Contrairement aux Maaori, les Tahitiens contrôlent pourtant largement le gouvernement d’un État autonome dans plusieurs domaines (Gille 2006 ; Moyrand 2007) puisque les citoyens aux origines autochtones dominent la scène politique locale[15]. Cela n’est pas étranger au fait que la population avec une ascendance indigène représente plus de 80 % de la population[16] de la Polynésie française, cette dernière n’ayant jamais été une colonie de peuplement, au contraire de la Nouvelle-Zélande. Les Tahitiens ont pourtant une influence négligeable sur la politique en métropole, avec seulement deux sénateurs (sur 343) au Sénat et deux députés (sur 577) à l’Assemblée nationale[17].

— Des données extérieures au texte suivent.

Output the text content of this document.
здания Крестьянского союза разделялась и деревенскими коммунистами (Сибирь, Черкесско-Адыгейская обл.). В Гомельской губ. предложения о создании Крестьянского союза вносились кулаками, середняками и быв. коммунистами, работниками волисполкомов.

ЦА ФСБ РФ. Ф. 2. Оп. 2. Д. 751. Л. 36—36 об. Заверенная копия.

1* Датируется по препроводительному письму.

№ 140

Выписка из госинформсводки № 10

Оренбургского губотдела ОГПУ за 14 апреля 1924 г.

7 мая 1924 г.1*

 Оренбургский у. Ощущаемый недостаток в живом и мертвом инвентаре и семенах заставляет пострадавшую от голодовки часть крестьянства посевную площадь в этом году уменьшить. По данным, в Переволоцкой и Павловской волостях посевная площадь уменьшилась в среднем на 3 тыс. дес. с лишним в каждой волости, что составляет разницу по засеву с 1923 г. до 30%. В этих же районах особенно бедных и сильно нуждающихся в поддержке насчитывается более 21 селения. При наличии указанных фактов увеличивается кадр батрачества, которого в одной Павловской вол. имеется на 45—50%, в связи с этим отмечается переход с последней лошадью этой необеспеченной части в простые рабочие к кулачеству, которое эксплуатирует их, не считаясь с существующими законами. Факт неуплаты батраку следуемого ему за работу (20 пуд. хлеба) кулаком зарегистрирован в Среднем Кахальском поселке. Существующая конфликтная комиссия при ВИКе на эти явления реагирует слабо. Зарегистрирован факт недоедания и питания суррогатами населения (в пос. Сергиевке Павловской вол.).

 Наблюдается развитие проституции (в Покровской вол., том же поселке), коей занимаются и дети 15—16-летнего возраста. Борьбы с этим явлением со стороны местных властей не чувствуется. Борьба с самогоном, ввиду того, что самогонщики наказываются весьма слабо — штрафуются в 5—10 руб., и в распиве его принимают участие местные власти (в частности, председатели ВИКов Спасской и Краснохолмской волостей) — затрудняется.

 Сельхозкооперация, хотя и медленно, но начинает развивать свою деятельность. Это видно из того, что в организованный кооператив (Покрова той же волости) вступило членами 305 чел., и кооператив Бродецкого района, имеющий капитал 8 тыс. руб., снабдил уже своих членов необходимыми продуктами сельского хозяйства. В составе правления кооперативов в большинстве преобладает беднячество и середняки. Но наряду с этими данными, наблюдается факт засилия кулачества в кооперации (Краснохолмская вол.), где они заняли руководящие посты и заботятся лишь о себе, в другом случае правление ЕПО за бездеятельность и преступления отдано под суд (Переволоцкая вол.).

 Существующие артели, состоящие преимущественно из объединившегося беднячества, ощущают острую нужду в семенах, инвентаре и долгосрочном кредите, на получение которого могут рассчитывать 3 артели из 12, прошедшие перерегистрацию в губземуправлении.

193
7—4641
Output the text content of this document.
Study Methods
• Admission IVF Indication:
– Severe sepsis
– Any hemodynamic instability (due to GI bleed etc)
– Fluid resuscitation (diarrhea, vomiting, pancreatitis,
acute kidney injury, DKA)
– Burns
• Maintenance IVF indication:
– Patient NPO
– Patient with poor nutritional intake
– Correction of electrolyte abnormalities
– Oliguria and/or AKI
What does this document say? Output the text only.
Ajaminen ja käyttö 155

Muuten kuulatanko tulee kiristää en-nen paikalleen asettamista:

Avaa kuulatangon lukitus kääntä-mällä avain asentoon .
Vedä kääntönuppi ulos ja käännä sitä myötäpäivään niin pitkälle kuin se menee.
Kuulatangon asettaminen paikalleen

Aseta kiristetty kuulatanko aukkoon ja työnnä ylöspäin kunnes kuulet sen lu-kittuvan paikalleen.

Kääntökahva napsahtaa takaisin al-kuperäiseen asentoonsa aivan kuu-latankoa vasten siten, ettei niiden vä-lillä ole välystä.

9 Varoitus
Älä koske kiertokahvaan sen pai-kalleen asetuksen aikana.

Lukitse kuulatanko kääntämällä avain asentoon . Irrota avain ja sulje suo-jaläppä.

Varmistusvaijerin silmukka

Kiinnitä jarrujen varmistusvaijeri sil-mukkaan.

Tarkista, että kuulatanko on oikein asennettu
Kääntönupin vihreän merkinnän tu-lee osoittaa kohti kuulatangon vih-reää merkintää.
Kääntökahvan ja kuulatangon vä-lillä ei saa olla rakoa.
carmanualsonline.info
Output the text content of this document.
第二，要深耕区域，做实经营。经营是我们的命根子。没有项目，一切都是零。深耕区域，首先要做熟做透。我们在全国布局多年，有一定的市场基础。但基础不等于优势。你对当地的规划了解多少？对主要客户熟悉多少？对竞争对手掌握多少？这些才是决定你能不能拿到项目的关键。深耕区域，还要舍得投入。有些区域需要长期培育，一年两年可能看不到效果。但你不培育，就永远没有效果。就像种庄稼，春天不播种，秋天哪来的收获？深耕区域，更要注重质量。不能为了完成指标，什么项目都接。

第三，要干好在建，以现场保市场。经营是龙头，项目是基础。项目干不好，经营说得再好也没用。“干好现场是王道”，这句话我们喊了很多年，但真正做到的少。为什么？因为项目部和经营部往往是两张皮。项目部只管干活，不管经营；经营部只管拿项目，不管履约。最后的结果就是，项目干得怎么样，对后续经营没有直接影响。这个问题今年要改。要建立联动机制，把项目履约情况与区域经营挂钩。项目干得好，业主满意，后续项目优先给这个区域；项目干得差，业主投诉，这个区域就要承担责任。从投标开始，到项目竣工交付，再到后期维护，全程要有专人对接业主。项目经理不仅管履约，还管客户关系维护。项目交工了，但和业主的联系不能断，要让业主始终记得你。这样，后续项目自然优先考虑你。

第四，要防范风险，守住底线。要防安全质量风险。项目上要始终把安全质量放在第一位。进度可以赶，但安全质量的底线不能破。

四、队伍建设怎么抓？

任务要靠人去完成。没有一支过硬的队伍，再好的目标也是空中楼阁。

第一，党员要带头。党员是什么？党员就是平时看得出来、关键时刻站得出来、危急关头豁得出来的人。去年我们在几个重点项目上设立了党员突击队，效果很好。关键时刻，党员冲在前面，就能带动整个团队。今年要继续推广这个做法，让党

Dans les deux cas analysés, la marginalisation des populations autochtones dans l’ensemble national est évidente. Cependant, la Polynésie française étant une extension outre-mer de la France qui se situe à environ 17 000 km de la métropole, les Tahitiens ne sont pas marginalisés sur leur territoire de la même façon ni, peut-on penser, avec la même intensité que ne le sont les Maaori en Nouvelle-Zélande. Cela constitue une importante différence entre les deux cas, qui a des effets sur la façon dont s’articulent les revendications des deux populations en termes de décolonisation. On constate aussi qu’elle permet d’identifier les limites de la comparaison. Mais examinons tout d’abord l’hypothèse selon laquelle la marginalisation de ces peuples aurait des racines dans l’histoire coloniale, ce qui implique qu’il faille tenir compte de cet héritage lorsqu’on se penche sur les pratiques coloniales et les discriminations qu’elles supposent, telles qu’elles se sont incarnées localement.

Les antécédents coloniaux

L’intérêt des deux cas retenus réside dans leur caractère exceptionnel. D’un côté, l’administration britannique fut amenée à privilégier des modes d’administration directs alors qu’à la même époque, l’indirect rule était le régime utilisé ailleurs dans l’empire (Belich 1996, 2001 ; Ward 1995) ; de l’autre, l’administration française accorda immédiatement le statut de citoyen à une population indigène alors que partout ailleurs, la règle était d’en faire des sujets avec des droits particuliers sur les plans civil, pénal et politique à travers le régime de l’indigénat (Saada 2007). Élaboré en Algérie entre 1830 et 1850, puis officialisé en 1881, le régime de l’indigénat est progressivement étendu à l’ensemble des colonies françaises avec quelques aménagements. Dans ce système, les indigènes de l’Empire, dans leur très grande majorité, sont français par nationalité sans être citoyens : leurs particularismes culturels, leurs « moeurs et coutumes » spécifiques justifient pour le colonisateur le maintien de leur statut de « sujet ». Outre l’application d’un régime juridique d’exception qui déroge aux principes républicains du droit français, leurs particularismes justifient un double régime de répression et la reconnaissance d’un « statut personnel », en raison de l’impossibilité d’appliquer le Code civil à des individus supposés trop éloignés, provisoirement, de la civilisation française (Merle 2004, 2005 ; Salaün 2005).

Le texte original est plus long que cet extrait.